After a tense moment, Beulah said, “All right, I guess I'd have to tell sooner or later, anyway.”
“You don't have to talk if you don't feel like it,” her husband told her.
“Damn it, Wirt!” the marshal exploded. “You stay out of this!”
By this time a good-sized crowd had gathered in the bank building, tensely waiting for what Beulah Sewell had to say. “My head hurts,” she said weakly. “It must have been a gun he hit me with.”
“Who hit you?” Elec put in quickly.
“I'll have to tell it my own way, Marshal. You see, Jed was locking up when I got to the bank. He let me in and was about to make me a receipt when the door opened again and in came this—”
“What did he look like?”
“He told me not to turn around,” Beulah went on, as though she hadn't heard the question. “But I did. He didn't want me to look at his face; that's why he hit me. It didn't do him any good,” she added grimly. “I got a good look at him. I stared right to the bottom of his mean eyes before he hit me. I guess he thought he'd killed me. He wouldn't have run off the way he did if he'd known I was alive to tell about him.”

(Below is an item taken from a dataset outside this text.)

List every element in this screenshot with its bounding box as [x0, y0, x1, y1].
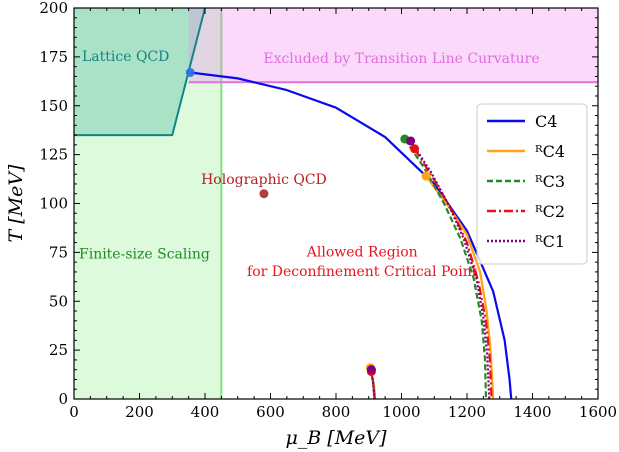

The marshal sensed that she had reached the end. “Mrs. Sewell,” he said gently, “who was it?”
“May the good Lord help him,” Beulah said grimly. “It was my own brother-in-law, Nathan Blaine.”
Chapter Eight
A SOUND OF AMAZEMENT rose inside the building. Elec Blasingame had been prepared for almost anything—but not this. When he spoke, his voice held the rasp of urgency. “Mrs. Sewell, are you absolutely certain?”